Et il nous montra sa main où manquaient trois doigts.

– Réfléchissez, dit-il. La jument était morte depuis plus d'une heure, et le fauve n'avait cessé de me surveiller depuis. J'ignorai le meurtre parce que j'étais habitué à l'agitation de ma bête, et je ne remarquai pas son absence, parce que je la percevais simplement comme une tache rousse, et le lion en tenait lieu. Eh bien! messieurs, s'il me fut possible de me leurrer de la sorte, dans un pays où l'on a les sens aux aguets, pourquoi voudriez-vous que nous, citadins préoccupés d'affaires, ne nous trompions pas également?

Sir Walter acquiesça. Nul ne songeait à le contredire.

– Mais je ne comprends pas, reprit Winstanley. Leur but était d'obtenir ces renseignements à notre insu. Or il suffisait pour découvrir la supercherie que l'un de nous rappelât notre rencontre de ce soir à Alloa.

Sir Walter eut un rire bref.

– Ce choix d'Alloa prouve leur intelligence. Lequel d'entre nous fût allé lui reparler de ce soir? Ou lui serait-il arrivé, à lui, d'entamer ce sujet?

Et en effet le Premier Lord de la Mer était bien connu pour sa taciturnité et son humeur peu endurante.

– Resterait à savoir, dit le général, quel avantage sa visite ici va procurer à cet espion? Il n'a pu retenir de mémoire plusieurs pages de chiffres et de noms étrangers.

– Ce n'est pas difficile, répliqua le Français. Un bon espion doit s'exercer à posséder une mémoire photographique. À l'instar de votre Macaulay. Remarquez qu'il n'a rien dit, mais qu'il a parcouru ces papiers à diverses reprises. Nous devons, je crois, admettre qu'il en a emporté tout le détail imprimé dans son souvenir. Quand j'étais plus jeune, j'étais capable de ce petit tour de force.

– Dans ce cas il ne nous reste plus qu'une chose à faire, c'est de changer nos dispositions, dit avec tristesse sir Walter.

Whittaker semblait fort ennuyé.

– Avez-vous raconté à lord Alloa ce qui s'est passé? demanda-t-il. Non? Eh bien! je ne puis l'affirmer en toute certitude, mais je crains fort que pour faire des changements sérieux il ne nous faille modifier la géographie de l'Angleterre.

– Je dois vous dire autre chose, ajouta Royer. J'ai parlé librement lorsque cet homme était ici. J'ai laissé échapper quelques mots sur les dispositions militaires de mon gouvernement. J'avais l'autorisation de le faire. Mais cette information est d'un prix inestimable pour nos adversaires. Non, mes amis, je ne vois qu'un moyen. L'homme qui est venu ici doit, ainsi que ses confédérés, être pris, et pris sans retard.
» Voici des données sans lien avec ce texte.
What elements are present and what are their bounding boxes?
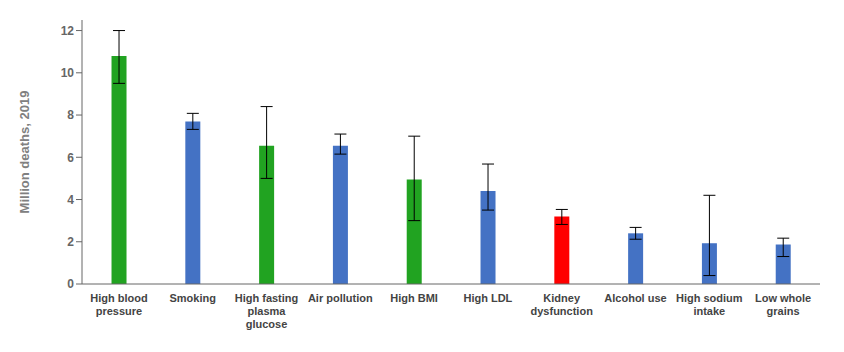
- svg-text:8: 8: [67, 108, 74, 122]
- svg-text:Smoking: Smoking: [169, 292, 215, 304]
- svg-text:Air pollution: Air pollution: [308, 292, 373, 304]
- svg-text:6: 6: [67, 151, 74, 165]
- svg-text:2: 2: [67, 235, 74, 249]
- svg-text:0: 0: [67, 277, 74, 291]
- svg-text:Million deaths, 2019: Million deaths, 2019: [17, 91, 32, 214]
- svg-text:12: 12: [61, 24, 75, 38]
- svg-text:Low wholegrains: Low wholegrains: [755, 292, 811, 317]
- svg-text:Kidneydysfunction: Kidneydysfunction: [531, 292, 594, 317]
- svg-text:4: 4: [67, 193, 74, 207]
- svg-text:High bloodpressure: High bloodpressure: [90, 292, 147, 317]
- svg-text:High fastingplasmaglucose: High fastingplasmaglucose: [235, 292, 299, 330]
- svg-text:10: 10: [61, 66, 75, 80]
- svg-text:Alcohol use: Alcohol use: [604, 292, 666, 304]
- svg-text:High LDL: High LDL: [463, 292, 512, 304]
- svg-text:High sodiumintake: High sodiumintake: [676, 292, 743, 317]
- svg-text:High BMI: High BMI: [390, 292, 438, 304]
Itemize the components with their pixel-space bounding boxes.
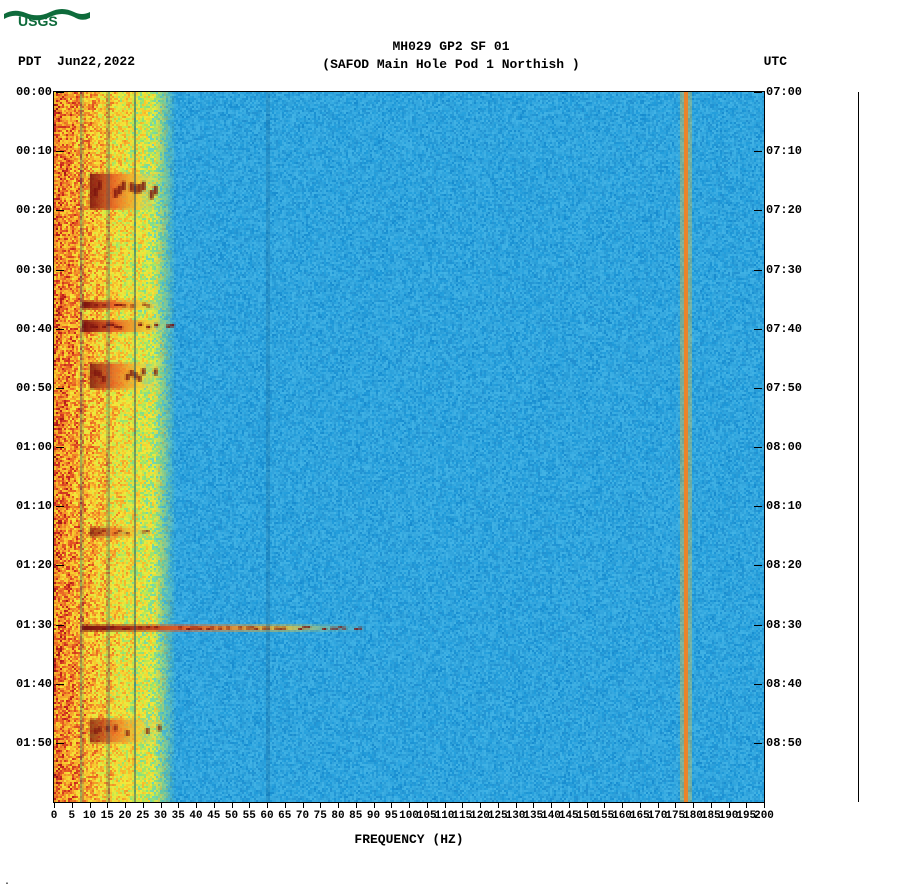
svg-text:USGS: USGS: [18, 13, 58, 28]
left-ytick: 01:00: [0, 440, 54, 454]
xtick: 60: [260, 810, 273, 822]
left-ytick: 00:10: [0, 144, 54, 158]
left-ytick: 00:20: [0, 203, 54, 217]
xtick: 90: [367, 810, 380, 822]
right-ytick: 08:20: [764, 558, 814, 572]
xtick: 70: [296, 810, 309, 822]
right-ytick: 08:30: [764, 618, 814, 632]
right-ytick: 07:00: [764, 85, 814, 99]
date-left: Jun22,2022: [57, 54, 135, 69]
xtick: 200: [754, 810, 774, 822]
right-ytick: 07:20: [764, 203, 814, 217]
xtick: 5: [68, 810, 75, 822]
tz-right-label: UTC: [764, 54, 787, 69]
xtick: 0: [51, 810, 58, 822]
xtick: 15: [101, 810, 114, 822]
left-ytick: 01:20: [0, 558, 54, 572]
right-ytick: 07:30: [764, 263, 814, 277]
xtick: 65: [278, 810, 291, 822]
xtick: 40: [189, 810, 202, 822]
xtick: 20: [118, 810, 131, 822]
right-ytick: 07:50: [764, 381, 814, 395]
xtick: 80: [331, 810, 344, 822]
xtick: 30: [154, 810, 167, 822]
xtick: 85: [349, 810, 362, 822]
tz-left-label: PDT: [18, 54, 41, 69]
xtick: 45: [207, 810, 220, 822]
x-axis-label: FREQUENCY (HZ): [54, 832, 764, 847]
usgs-logo: USGS: [4, 4, 90, 28]
y-axis-left: 00:0000:1000:2000:3000:4000:5001:0001:10…: [0, 92, 54, 802]
right-ytick: 08:00: [764, 440, 814, 454]
left-ytick: 00:30: [0, 263, 54, 277]
right-ytick: 07:40: [764, 322, 814, 336]
left-ytick: 01:40: [0, 677, 54, 691]
side-scale-bar: [858, 92, 859, 802]
left-timezone-block: PDT Jun22,2022: [18, 54, 135, 69]
corner-mark: .: [4, 877, 10, 888]
xtick: 95: [385, 810, 398, 822]
left-ytick: 01:30: [0, 618, 54, 632]
right-ytick: 08:10: [764, 499, 814, 513]
xtick: 10: [83, 810, 96, 822]
xtick: 50: [225, 810, 238, 822]
right-ytick: 08:50: [764, 736, 814, 750]
left-ytick: 00:00: [0, 85, 54, 99]
xtick: 25: [136, 810, 149, 822]
spectrogram-plot: [54, 92, 764, 802]
left-ytick: 01:10: [0, 499, 54, 513]
spectrogram-canvas: [54, 92, 764, 802]
xtick: 35: [172, 810, 185, 822]
x-axis: 0510152025303540455055606570758085909510…: [54, 802, 764, 832]
left-ytick: 01:50: [0, 736, 54, 750]
left-ytick: 00:50: [0, 381, 54, 395]
xtick: 55: [243, 810, 256, 822]
right-ytick: 08:40: [764, 677, 814, 691]
left-ytick: 00:40: [0, 322, 54, 336]
xtick: 75: [314, 810, 327, 822]
right-ytick: 07:10: [764, 144, 814, 158]
y-axis-right: 07:0007:1007:2007:3007:4007:5008:0008:10…: [764, 92, 814, 802]
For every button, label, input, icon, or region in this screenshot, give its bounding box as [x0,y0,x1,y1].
– Bon Dieu! m'écriai-je, mais nous n'avons pas l'ombre d'un indice.

– En outre, fit Whittaker, il y a la poste. À l'heure qu'il est, la nouvelle est peut-être en route.

– Non, répliqua le Français. Vous ne connaissez pas la manière de faire d'un espion. Il reçoit sa récompense en personne, et il remet en personne ses renseignements. Nous autres, en France, nous ne connaissons que trop cette espèce. Il nous reste une chance, mes amis. Ces individus doivent passer la mer: que l'on fouille les navires et que l'on surveille les ports. Croyez-moi, c'est un cas des plus graves, tant pour la France que pour l'Angleterre.

Le bon sens parfait de Royer nous réconforta. Il représentait l'homme d'action parmi des indécis. Mais je ne voyais d'espoir d'aucun côté. Comment pouvions-nous, parmi les cinquante millions d'habitants de ces îles, et en douze heures, mettre la main sur les plus habiles canailles de l'Europe?